PeptideTrace

Amylase

A digestive enzyme produced primarily by the pancreas and salivary glands. Elevated blood amylase levels are a diagnostic indicator of pancreatitis. Amylase monitoring is relevant to GLP-1 receptor agonist safety surveillance, given the pancreatitis signal associated with this drug class.

Technical Context

Serum amylase: produced by pancreas (P-isoamylase, ~40% of total) and salivary glands (S-isoamylase, ~60%). Elevated amylase: acute pancreatitis (typically >3× ULN, peaks at 12-72 hours, returns to normal in 3-5 days), salivary disease (mumps, parotitis), bowel obstruction, renal failure (reduced clearance), macroamylasaemia (amylase-immunoglobulin complex — falsely elevated, benign). Amylase is less specific for pancreatitis than lipase — amylase can be elevated from multiple non-pancreatic sources.
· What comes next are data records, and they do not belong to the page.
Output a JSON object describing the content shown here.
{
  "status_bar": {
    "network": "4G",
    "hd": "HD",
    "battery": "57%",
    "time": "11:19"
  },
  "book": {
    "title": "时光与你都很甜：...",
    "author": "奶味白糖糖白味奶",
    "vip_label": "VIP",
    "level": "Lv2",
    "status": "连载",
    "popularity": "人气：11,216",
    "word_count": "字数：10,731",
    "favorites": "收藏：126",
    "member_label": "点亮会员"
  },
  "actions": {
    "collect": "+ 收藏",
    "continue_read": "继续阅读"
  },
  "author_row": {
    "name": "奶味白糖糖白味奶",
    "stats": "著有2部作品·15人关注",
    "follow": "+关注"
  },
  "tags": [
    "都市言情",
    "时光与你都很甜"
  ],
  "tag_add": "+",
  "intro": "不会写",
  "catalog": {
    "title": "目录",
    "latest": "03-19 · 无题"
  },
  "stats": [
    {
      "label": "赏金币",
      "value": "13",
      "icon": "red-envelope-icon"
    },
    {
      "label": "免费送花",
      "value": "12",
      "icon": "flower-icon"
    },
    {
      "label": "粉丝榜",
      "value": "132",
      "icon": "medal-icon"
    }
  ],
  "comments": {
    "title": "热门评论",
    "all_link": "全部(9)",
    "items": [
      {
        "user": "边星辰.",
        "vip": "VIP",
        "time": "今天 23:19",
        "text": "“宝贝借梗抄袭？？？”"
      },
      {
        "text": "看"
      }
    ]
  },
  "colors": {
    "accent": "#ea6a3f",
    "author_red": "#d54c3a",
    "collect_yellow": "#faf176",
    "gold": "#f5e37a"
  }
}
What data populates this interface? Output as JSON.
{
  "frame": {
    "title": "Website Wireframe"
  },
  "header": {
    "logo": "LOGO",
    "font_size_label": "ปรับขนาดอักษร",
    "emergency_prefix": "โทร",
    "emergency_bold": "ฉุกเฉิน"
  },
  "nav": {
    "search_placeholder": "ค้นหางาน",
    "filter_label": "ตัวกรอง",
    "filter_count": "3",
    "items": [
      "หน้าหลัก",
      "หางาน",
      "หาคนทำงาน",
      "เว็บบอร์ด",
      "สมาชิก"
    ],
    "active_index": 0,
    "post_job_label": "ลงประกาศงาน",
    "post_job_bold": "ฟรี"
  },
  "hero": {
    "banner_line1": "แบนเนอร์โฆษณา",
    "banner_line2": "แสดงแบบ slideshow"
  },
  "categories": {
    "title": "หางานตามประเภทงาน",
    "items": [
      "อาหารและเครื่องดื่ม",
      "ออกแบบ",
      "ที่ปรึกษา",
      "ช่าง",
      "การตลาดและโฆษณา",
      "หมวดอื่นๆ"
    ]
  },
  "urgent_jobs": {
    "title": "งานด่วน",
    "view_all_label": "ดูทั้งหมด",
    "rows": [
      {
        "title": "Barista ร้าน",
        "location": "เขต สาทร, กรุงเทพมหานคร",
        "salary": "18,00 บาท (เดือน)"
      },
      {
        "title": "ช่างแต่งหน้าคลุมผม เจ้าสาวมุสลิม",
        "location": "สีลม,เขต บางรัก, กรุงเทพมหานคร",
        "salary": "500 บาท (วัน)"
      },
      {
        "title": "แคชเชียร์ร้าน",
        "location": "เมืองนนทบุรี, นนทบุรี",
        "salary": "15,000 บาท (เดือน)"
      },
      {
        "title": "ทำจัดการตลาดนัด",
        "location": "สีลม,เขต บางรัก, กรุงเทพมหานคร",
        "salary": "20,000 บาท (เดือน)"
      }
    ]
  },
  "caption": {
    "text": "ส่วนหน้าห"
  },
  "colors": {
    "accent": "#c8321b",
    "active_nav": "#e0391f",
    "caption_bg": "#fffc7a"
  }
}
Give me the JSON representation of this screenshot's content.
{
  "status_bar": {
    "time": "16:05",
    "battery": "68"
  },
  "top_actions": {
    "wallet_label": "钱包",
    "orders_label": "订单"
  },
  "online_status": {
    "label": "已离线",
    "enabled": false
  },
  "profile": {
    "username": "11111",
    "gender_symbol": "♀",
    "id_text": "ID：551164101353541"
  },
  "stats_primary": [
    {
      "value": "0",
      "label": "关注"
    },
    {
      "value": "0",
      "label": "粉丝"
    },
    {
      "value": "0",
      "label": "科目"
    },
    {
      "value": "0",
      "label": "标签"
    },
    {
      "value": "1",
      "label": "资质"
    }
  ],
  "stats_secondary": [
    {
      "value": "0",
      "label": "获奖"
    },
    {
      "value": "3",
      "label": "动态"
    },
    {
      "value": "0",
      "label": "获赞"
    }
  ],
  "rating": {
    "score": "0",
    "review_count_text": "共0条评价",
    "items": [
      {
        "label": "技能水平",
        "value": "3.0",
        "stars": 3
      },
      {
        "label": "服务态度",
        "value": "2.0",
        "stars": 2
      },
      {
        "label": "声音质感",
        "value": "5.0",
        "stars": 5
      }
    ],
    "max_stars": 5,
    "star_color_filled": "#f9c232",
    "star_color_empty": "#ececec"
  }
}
For GLP-1 RA safety monitoring: routine amylase/lipase screening is not required, but these tests should be obtained promptly if a patient develops persistent severe abdominal pain (potential pancreatitis). In GLP-1 RA clinical trials, mild amylase/lipase elevations (without clinical pancreatitis) are observed more frequently in treated vs placebo groups — clinical significance is debated.